Today's Focus
STI - Pullback ended 2980, 3200 by year-end. Commodity, O&M and FAI plays to benefit as risk-on interest ticks up.
Global Premium Hotel - Household name in the Economy hotel space; fair value S$ 0.29.
IHH Healthcare - Replaces NOL as constituent of the Straits Times Index.
Ben Bernanke's bazooka is better than thought. The FED will purchase USD40bil of mortgage backed securities every month until unemployment improves and growth returns. This is a more aggressive move than what investors had expected. Risk-on trades and cyclical stocks benefits. Interest among commodities and O&M names that we have mentioned in recent weeks such as Ausgroup, Nam Cheong, Kreuz, STX OSV and Noble Group, should sustain. The same for fixed asset investment (FAI) plays such as Pan-United for building materials and Midas for China railway construction.
For the STI, the positive central banks actions in September mean that the pullback from 3090 in early August has likely ended at the early Sept low at 2980. Immediate support is at 3030. STI should gradually work itself higher towards 3200 in 4Q. In the immediate term, the two STI level to look at are 3050 and 3075. As risk-on trade returns, STI may underperform region indices because the STI had rode on the resilience and yield theme in recent months amid the uncertainties. Even so, opportunities can be found among the cyclical stocks here.

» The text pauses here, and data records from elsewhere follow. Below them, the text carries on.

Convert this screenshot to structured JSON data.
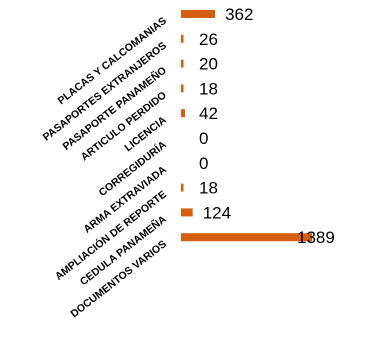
{
  "chart_data": {
    "type": "bar",
    "orientation": "horizontal",
    "categories": [
      "PLACAS Y CALCOMANIAS",
      "PASAPORTES EXTRANJEROS",
      "PASAPORTE PANAMEÑO",
      "ARTICULO PERDIDO",
      "LICENCIA",
      "CORREGIDURÍA",
      "ARMA EXTRAVIADA",
      "AMPLIACIÓN DE REPORTE",
      "CEDULA PANAMEÑA",
      "DOCUMENTOS VARIOS"
    ],
    "values": [
      362,
      26,
      20,
      18,
      42,
      0,
      0,
      18,
      124,
      1389
    ],
    "data_labels": [
      "362",
      "26",
      "20",
      "18",
      "42",
      "0",
      "0",
      "18",
      "124",
      "1389"
    ],
    "colors": {
      "bar": "#D55E0F"
    },
    "grid": false,
    "legend": "none"
  }
}
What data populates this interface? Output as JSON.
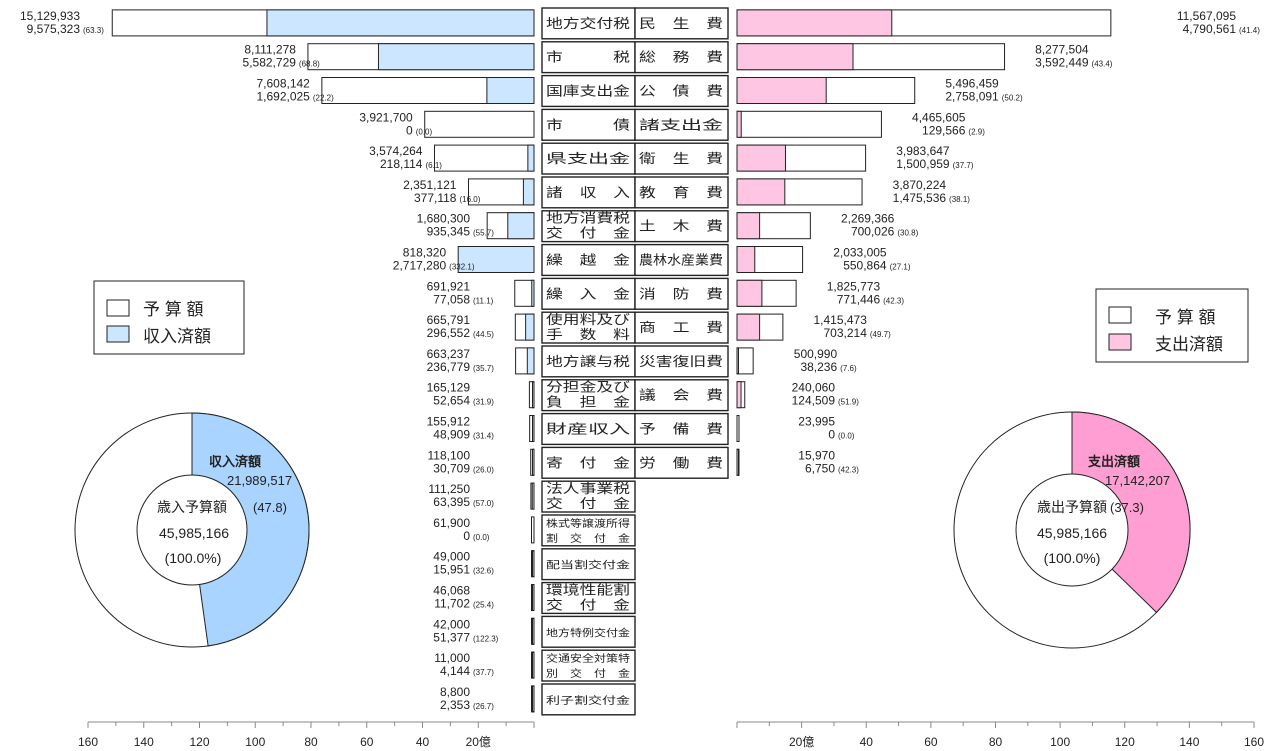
{
  "colors": {
    "revenue_fill": "#cce6ff",
    "expense_fill": "#ffc6e3",
    "revenue_pie": "#a9d4ff",
    "expense_pie": "#ff9ed2",
    "budget_fill": "#ffffff",
    "stroke": "#222222"
  },
  "legends": {
    "revenue": {
      "budget": "予 算 額",
      "settled": "収入済額"
    },
    "expense": {
      "budget": "予 算 額",
      "settled": "支出済額"
    }
  },
  "pies": {
    "revenue": {
      "settled_label": "収入済額",
      "settled_value": "21,989,517",
      "settled_pct": "(47.8)",
      "center_title": "歳入予算額",
      "center_value": "45,985,166",
      "center_pct": "(100.0%)",
      "settled_share": 0.478
    },
    "expense": {
      "settled_label": "支出済額",
      "settled_value": "17,142,207",
      "settled_pct": "(37.3)",
      "center_title": "歳出予算額",
      "center_value": "45,985,166",
      "center_pct": "(100.0%)",
      "settled_share": 0.373
    }
  },
  "chart_data": {
    "type": "bar",
    "unit_label": "20億",
    "x_ticks": [
      "160",
      "140",
      "120",
      "100",
      "80",
      "60",
      "40",
      "20億"
    ],
    "x_ticks_right": [
      "20億",
      "40",
      "60",
      "80",
      "100",
      "120",
      "140",
      "160"
    ],
    "axis_max": 160,
    "revenue": [
      {
        "name": [
          "地方交付税"
        ],
        "budget": "15,129,933",
        "settled": "9,575,323",
        "pct": "(63.3)",
        "b": 151.3,
        "s": 95.8
      },
      {
        "name": [
          "市　　　税"
        ],
        "budget": "8,111,278",
        "settled": "5,582,729",
        "pct": "(68.8)",
        "b": 81.1,
        "s": 55.8
      },
      {
        "name": [
          "国庫支出金"
        ],
        "budget": "7,608,142",
        "settled": "1,692,025",
        "pct": "(22.2)",
        "b": 76.1,
        "s": 16.9
      },
      {
        "name": [
          "市　　　債"
        ],
        "budget": "3,921,700",
        "settled": "0",
        "pct": "(0.0)",
        "b": 39.2,
        "s": 0
      },
      {
        "name": [
          "県支出金"
        ],
        "budget": "3,574,264",
        "settled": "218,114",
        "pct": "(6.1)",
        "b": 35.7,
        "s": 2.2
      },
      {
        "name": [
          "諸　収　入"
        ],
        "budget": "2,351,121",
        "settled": "377,118",
        "pct": "(16.0)",
        "b": 23.5,
        "s": 3.8
      },
      {
        "name": [
          "地方消費税",
          "交　付　金"
        ],
        "budget": "1,680,300",
        "settled": "935,345",
        "pct": "(55.7)",
        "b": 16.8,
        "s": 9.4
      },
      {
        "name": [
          "繰　越　金"
        ],
        "budget": "818,320",
        "settled": "2,717,280",
        "pct": "(332.1)",
        "b": 8.2,
        "s": 27.2
      },
      {
        "name": [
          "繰　入　金"
        ],
        "budget": "691,921",
        "settled": "77,058",
        "pct": "(11.1)",
        "b": 6.9,
        "s": 0.8
      },
      {
        "name": [
          "使用料及び",
          "手　数　料"
        ],
        "budget": "665,791",
        "settled": "296,552",
        "pct": "(44.5)",
        "b": 6.7,
        "s": 3.0
      },
      {
        "name": [
          "地方譲与税"
        ],
        "budget": "663,237",
        "settled": "236,779",
        "pct": "(35.7)",
        "b": 6.6,
        "s": 2.4
      },
      {
        "name": [
          "分担金及び",
          "負　担　金"
        ],
        "budget": "165,129",
        "settled": "52,654",
        "pct": "(31.9)",
        "b": 1.65,
        "s": 0.53
      },
      {
        "name": [
          "財産収入"
        ],
        "budget": "155,912",
        "settled": "48,909",
        "pct": "(31.4)",
        "b": 1.56,
        "s": 0.49
      },
      {
        "name": [
          "寄　付　金"
        ],
        "budget": "118,100",
        "settled": "30,709",
        "pct": "(26.0)",
        "b": 1.18,
        "s": 0.31
      },
      {
        "name": [
          "法人事業税",
          "交　付　金"
        ],
        "budget": "111,250",
        "settled": "63,395",
        "pct": "(57.0)",
        "b": 1.11,
        "s": 0.63
      },
      {
        "name": [
          "株式等譲渡所得",
          "割　交　付　金"
        ],
        "budget": "61,900",
        "settled": "0",
        "pct": "(0.0)",
        "b": 0.62,
        "s": 0
      },
      {
        "name": [
          "配当割交付金"
        ],
        "budget": "49,000",
        "settled": "15,951",
        "pct": "(32.6)",
        "b": 0.49,
        "s": 0.16
      },
      {
        "name": [
          "環境性能割",
          "交　付　金"
        ],
        "budget": "46,068",
        "settled": "11,702",
        "pct": "(25.4)",
        "b": 0.46,
        "s": 0.12
      },
      {
        "name": [
          "地方特例交付金"
        ],
        "budget": "42,000",
        "settled": "51,377",
        "pct": "(122.3)",
        "b": 0.42,
        "s": 0.51
      },
      {
        "name": [
          "交通安全対策特",
          "別　交　付　金"
        ],
        "budget": "11,000",
        "settled": "4,144",
        "pct": "(37.7)",
        "b": 0.11,
        "s": 0.04
      },
      {
        "name": [
          "利子割交付金"
        ],
        "budget": "8,800",
        "settled": "2,353",
        "pct": "(26.7)",
        "b": 0.09,
        "s": 0.02
      }
    ],
    "expense": [
      {
        "name": "民　生　費",
        "budget": "11,567,095",
        "settled": "4,790,561",
        "pct": "(41.4)",
        "b": 115.7,
        "s": 47.9
      },
      {
        "name": "総　務　費",
        "budget": "8,277,504",
        "settled": "3,592,449",
        "pct": "(43.4)",
        "b": 82.8,
        "s": 35.9
      },
      {
        "name": "公　債　費",
        "budget": "5,496,459",
        "settled": "2,758,091",
        "pct": "(50.2)",
        "b": 55.0,
        "s": 27.6
      },
      {
        "name": "諸支出金",
        "budget": "4,465,605",
        "settled": "129,566",
        "pct": "(2.9)",
        "b": 44.7,
        "s": 1.3
      },
      {
        "name": "衛　生　費",
        "budget": "3,983,647",
        "settled": "1,500,959",
        "pct": "(37.7)",
        "b": 39.8,
        "s": 15.0
      },
      {
        "name": "教　育　費",
        "budget": "3,870,224",
        "settled": "1,475,536",
        "pct": "(38.1)",
        "b": 38.7,
        "s": 14.8
      },
      {
        "name": "土　木　費",
        "budget": "2,269,366",
        "settled": "700,026",
        "pct": "(30.8)",
        "b": 22.7,
        "s": 7.0
      },
      {
        "name": "農林水産業費",
        "budget": "2,033,005",
        "settled": "550,864",
        "pct": "(27.1)",
        "b": 20.3,
        "s": 5.5
      },
      {
        "name": "消　防　費",
        "budget": "1,825,773",
        "settled": "771,446",
        "pct": "(42.3)",
        "b": 18.3,
        "s": 7.7
      },
      {
        "name": "商　工　費",
        "budget": "1,415,473",
        "settled": "703,214",
        "pct": "(49.7)",
        "b": 14.2,
        "s": 7.0
      },
      {
        "name": "災害復旧費",
        "budget": "500,990",
        "settled": "38,236",
        "pct": "(7.6)",
        "b": 5.0,
        "s": 0.4
      },
      {
        "name": "議　会　費",
        "budget": "240,060",
        "settled": "124,509",
        "pct": "(51.9)",
        "b": 2.4,
        "s": 1.25
      },
      {
        "name": "予　備　費",
        "budget": "23,995",
        "settled": "0",
        "pct": "(0.0)",
        "b": 0.24,
        "s": 0
      },
      {
        "name": "労　働　費",
        "budget": "15,970",
        "settled": "6,750",
        "pct": "(42.3)",
        "b": 0.16,
        "s": 0.07
      }
    ]
  }
}
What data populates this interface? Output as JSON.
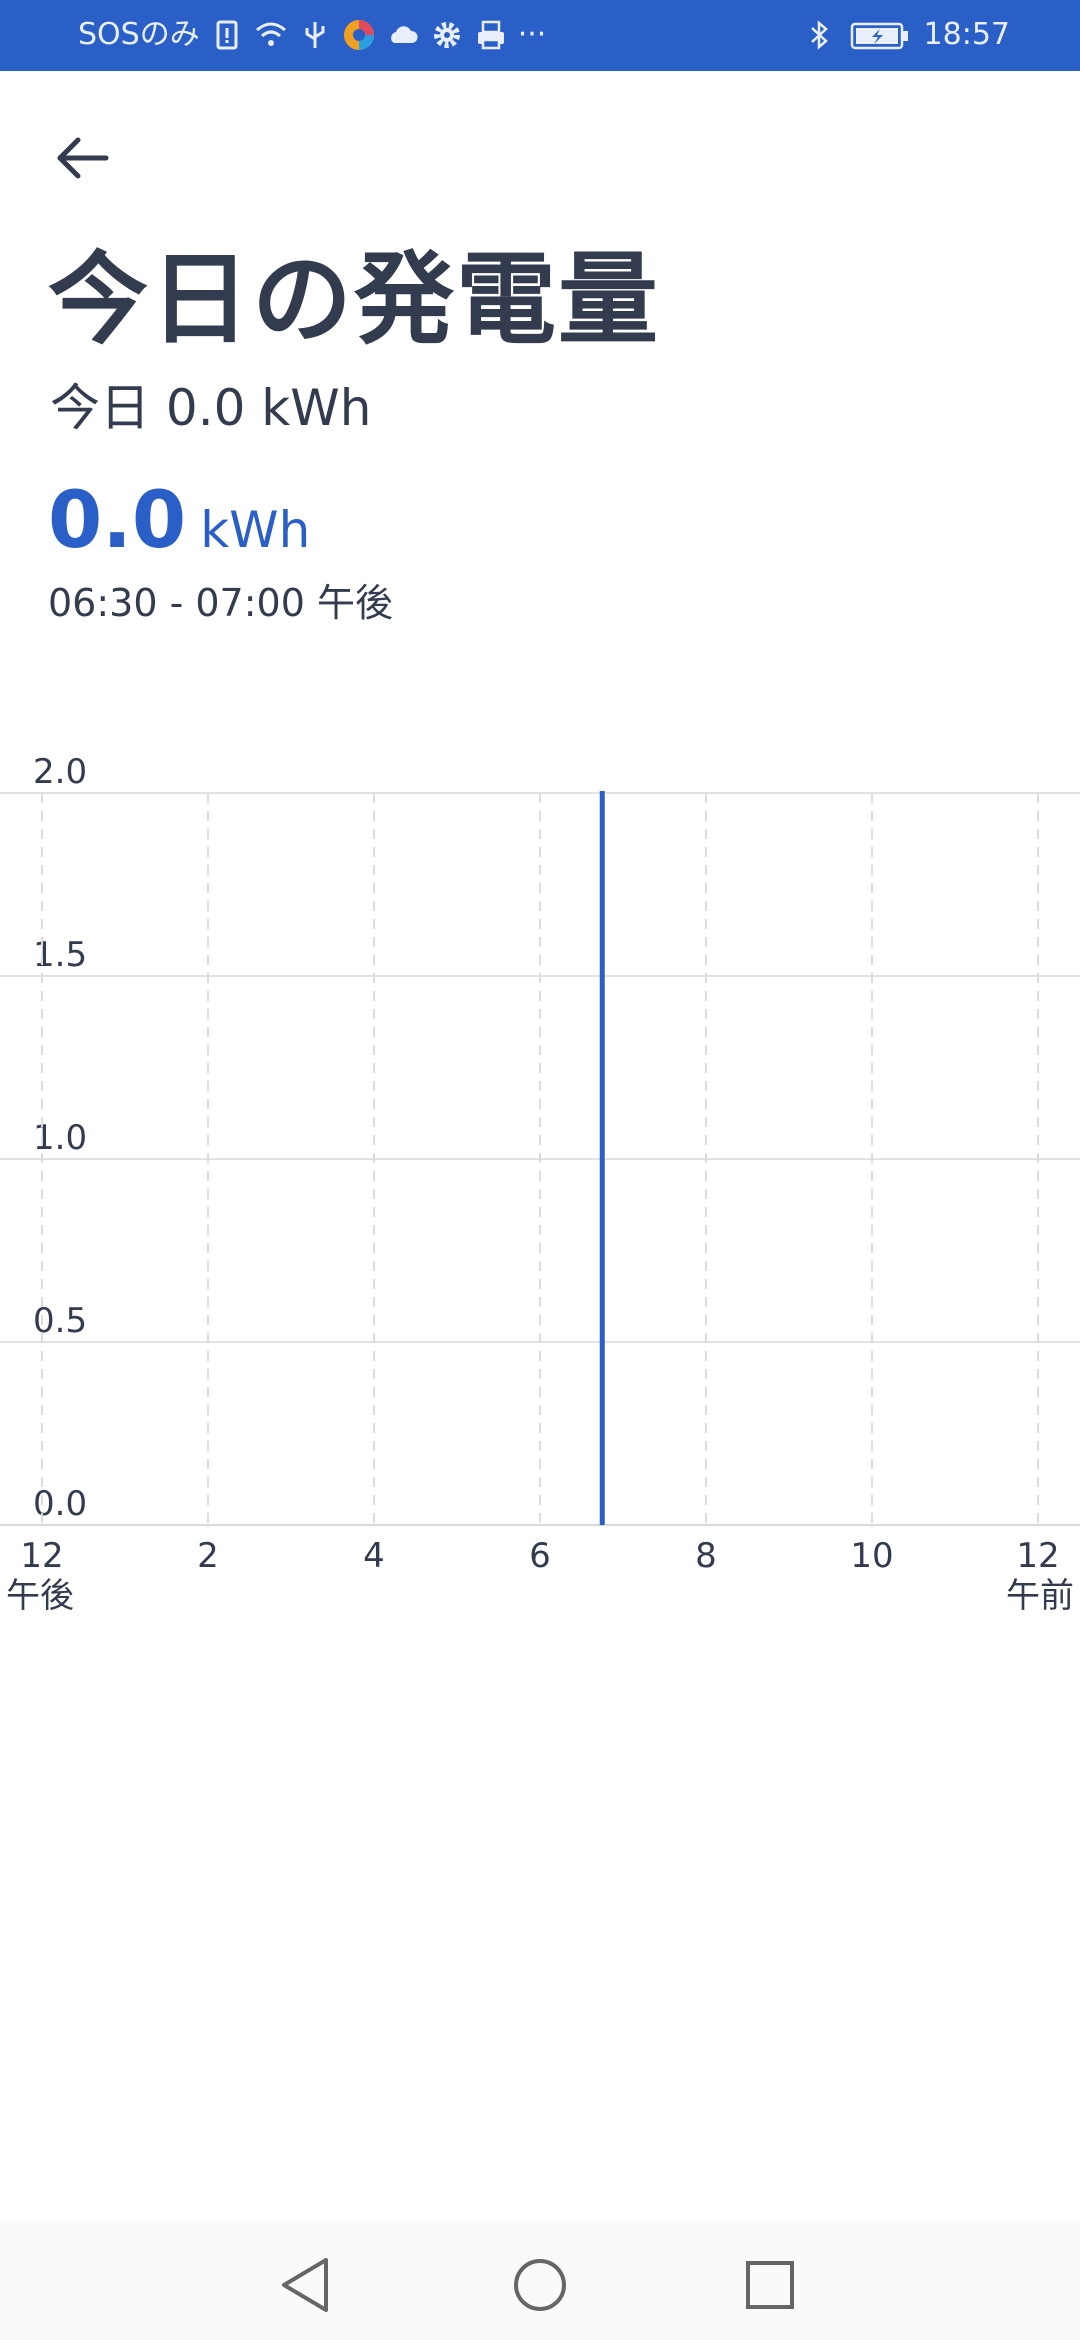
{
  "status_bar": {
    "carrier": "SOSのみ",
    "time": "18:57",
    "more": "···",
    "left_icons": [
      "sim-alert-icon",
      "wifi-icon",
      "usb-icon",
      "app-icon",
      "cloud-icon",
      "settings-icon",
      "printer-icon"
    ],
    "right_icons": [
      "bluetooth-icon",
      "battery-icon"
    ]
  },
  "header": {
    "title": "今日の発電量",
    "today_total": "今日 0.0 kWh"
  },
  "selection": {
    "value": "0.0",
    "unit": "kWh",
    "time_range": "06:30 - 07:00 午後"
  },
  "chart_data": {
    "type": "bar",
    "ylim": [
      0,
      2.0
    ],
    "y_ticks": [
      "0.0",
      "0.5",
      "1.0",
      "1.5",
      "2.0"
    ],
    "x_ticks": [
      {
        "label": "12",
        "sub": "午後",
        "hour": 12
      },
      {
        "label": "2",
        "sub": "",
        "hour": 14
      },
      {
        "label": "4",
        "sub": "",
        "hour": 16
      },
      {
        "label": "6",
        "sub": "",
        "hour": 18
      },
      {
        "label": "8",
        "sub": "",
        "hour": 20
      },
      {
        "label": "10",
        "sub": "",
        "hour": 22
      },
      {
        "label": "12",
        "sub": "午前",
        "hour": 24
      }
    ],
    "xlim_hours": [
      12,
      24
    ],
    "cursor_hour": 18.75,
    "values": [
      0.0
    ],
    "grid": true,
    "accent_color": "#2a5fc8"
  },
  "nav_bar": {
    "icons": [
      "back-triangle-icon",
      "home-circle-icon",
      "recents-square-icon"
    ]
  }
}
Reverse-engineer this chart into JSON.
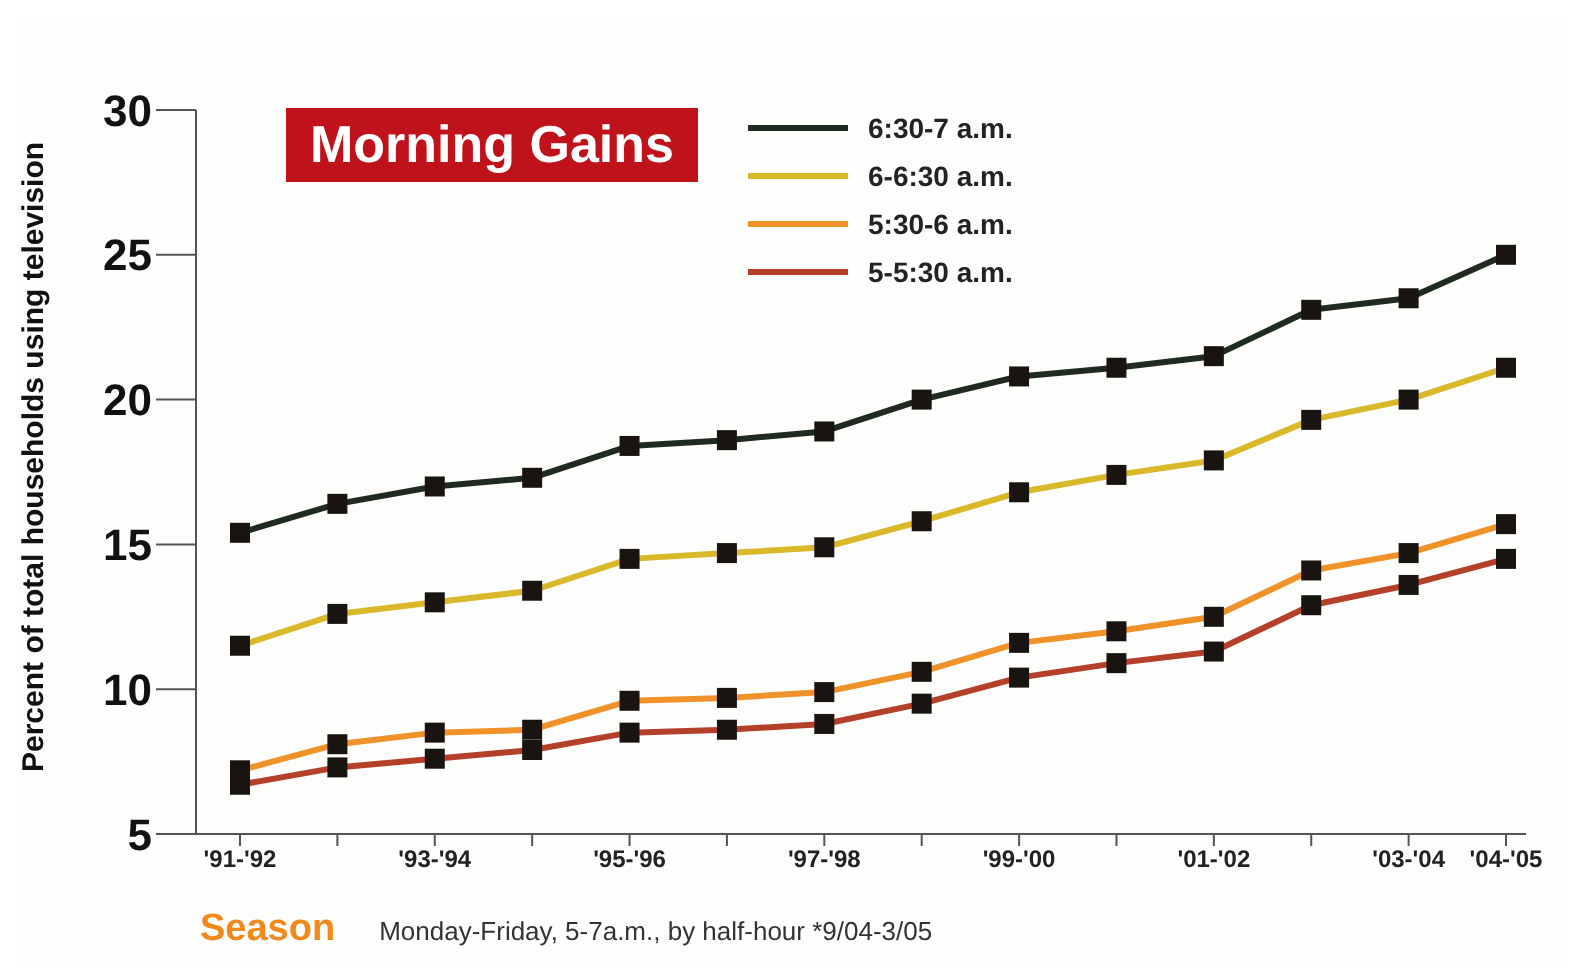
{
  "chart_data": {
    "type": "line",
    "title": "Morning Gains",
    "xlabel": "Season",
    "ylabel": "Percent of total households using television",
    "annotations": [
      "Monday-Friday, 5-7a.m., by half-hour *9/04-3/05"
    ],
    "categories": [
      "'91-'92",
      null,
      "'93-'94",
      null,
      "'95-'96",
      null,
      "'97-'98",
      null,
      "'99-'00",
      null,
      "'01-'02",
      null,
      "'03-'04",
      "'04-'05"
    ],
    "series": [
      {
        "name": "6:30-7 a.m.",
        "color": "#1e2a22",
        "values": [
          15.4,
          16.4,
          17.0,
          17.3,
          18.4,
          18.6,
          18.9,
          20.0,
          20.8,
          21.1,
          21.5,
          23.1,
          23.5,
          25.0
        ]
      },
      {
        "name": "6-6:30 a.m.",
        "color": "#d9b82a",
        "values": [
          11.5,
          12.6,
          13.0,
          13.4,
          14.5,
          14.7,
          14.9,
          15.8,
          16.8,
          17.4,
          17.9,
          19.3,
          20.0,
          21.1
        ]
      },
      {
        "name": "5:30-6 a.m.",
        "color": "#f0922a",
        "values": [
          7.2,
          8.1,
          8.5,
          8.6,
          9.6,
          9.7,
          9.9,
          10.6,
          11.6,
          12.0,
          12.5,
          14.1,
          14.7,
          15.7
        ]
      },
      {
        "name": "5-5:30 a.m.",
        "color": "#b5402a",
        "values": [
          6.7,
          7.3,
          7.6,
          7.9,
          8.5,
          8.6,
          8.8,
          9.5,
          10.4,
          10.9,
          11.3,
          12.9,
          13.6,
          14.5
        ]
      }
    ],
    "ylim": [
      5,
      30
    ],
    "yticks": [
      5,
      10,
      15,
      20,
      25,
      30
    ],
    "grid": false,
    "legend": "top right",
    "marker": "square",
    "line_style": "solid"
  }
}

DBSV Research is issuing an Equity Explorer report on Global Premium Hotel with a fair value of S$ 0.29, based on 20% discount to RNAV. Global Premium Hotels is a household name in the Economy hotel space, operating one of Singapore's largest economy /mid-tier hotel chains under the 'Fragrance' brand and one hotel under the 'Parc Sovereign' brand with a total room count of 1,738 as at 20th Jun'12. It has a resilient operating model with portfolio expansion from the development of a new 265-room hotel. Better than expected performance from its hotel segment in the coming quarters or acquisitions not factored in our forecasts are likely to drive profitability and stock price.
IHH Healthcarewill be a constituent of the Straits Times Index (STI) following the conclusion of the half-yearly review. IHH Healthcare replaces Neptune Orient Lines in the STI. Several changes were made to other indices in the FTSE ST Index Series including the FTSE ST Maritime and FTSE ST Catalist. In the FTSE ST China Top Index, CWTwill replace China Minzhong Food. In addition, new quarterly reviews of the indices, including the STI, will be introduced in June and December to fast-track the inclusion of eligible IPO stocks. The first quarterly IPO review will occur in December 2012. All changes from the latest review are effective from the start of trading on 24 September 2012.
Super Group will delist its Taiwan Depository Receipts (STDRs) which are listed on the Taiwan Stock Exchange due to low liquidity. The number of units of the company's STDRs outstanding and in circulation on the Taiwan Stock Exchange has been less than 10m units for three consecutive months since 14 March 2012.
The Liem family that runs Tuan Sing Holdings could be interested in exiting Gul Technologies, market sources told BT, as shares of Gul shot up 35% yesterday amid speculation of a potential general offer. Gul's major shareholders are Tuan Sing's TS Technologies and the Liems' vehicle, Nuri Pacific, which holds a 42.96% stake.
Office rents in Raffles Place are expected to decline by 12-15% in 2012 and 2013, before returning to growth in 2014. While demand has held up well in Singapore, largely thanks to foreign corporates keen to capitalise on growth in South-east Asia, landlords remain under pressure to reduce rents because of still-cautious demand and rising shadow space, according to a report by DTZ Research. Prime rents in Singapore have dipped 3% since the end of last year, despite being still the third highest, at US$945 per square metre (psm) per annum, based on DTZ's survey of 33 markets in the Asia-Pacific.